Birte Schnöink mag ich eigentlich als Interpretin sehr gerne, allerdings empfinde ich sie hier nicht auf der Höhe ihres Könnens. Sie spricht mir teilweise zu teilnahmslos, obwohl sie ja auch Julias Perspektive erzählt, so könnte sie die Schrullen ihres Vaters durchaus humorvoller präsentieren, denn nicht Julia ist depressiv... Das würde dem Hörbuch bisweilen eine erholsame Leichtigkeit verleihen. Ihr Stimme klingt angenehm und jung, durchaus passend für ein Kind.
Die Atmosphäre auf den windumtosten Shetlandinseln passt sehr gut zum Thema der inneren Kämpfe dieser Familie und macht die Stimmungen gut spürbar.
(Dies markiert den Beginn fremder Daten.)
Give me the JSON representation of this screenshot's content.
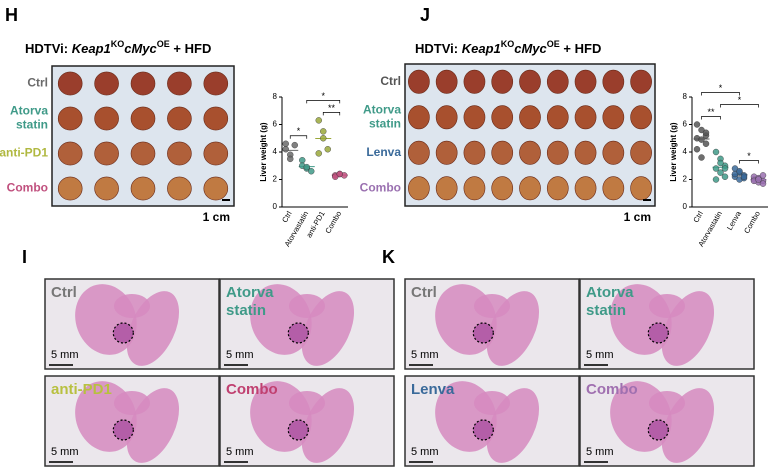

Das Buch ist mit zahlreichen, sehr emotionalen drei-farbigen Illustrationen von Tom de Freston bereichert. Diese sind genau wie das Cover ungewöhnlich emotional ausdrucksstark mit leuchtend gelben Elementen in einer schwarz-grau-weißen Umgebung. Es gibt halt auch in den dunkelsten Momenten immer einen Lichtschimmer. Je emotionaler die Szenen der Geschichte, desto dichter und zahlreicher die Illustrationen, das finde ich wirklich beeindruckend!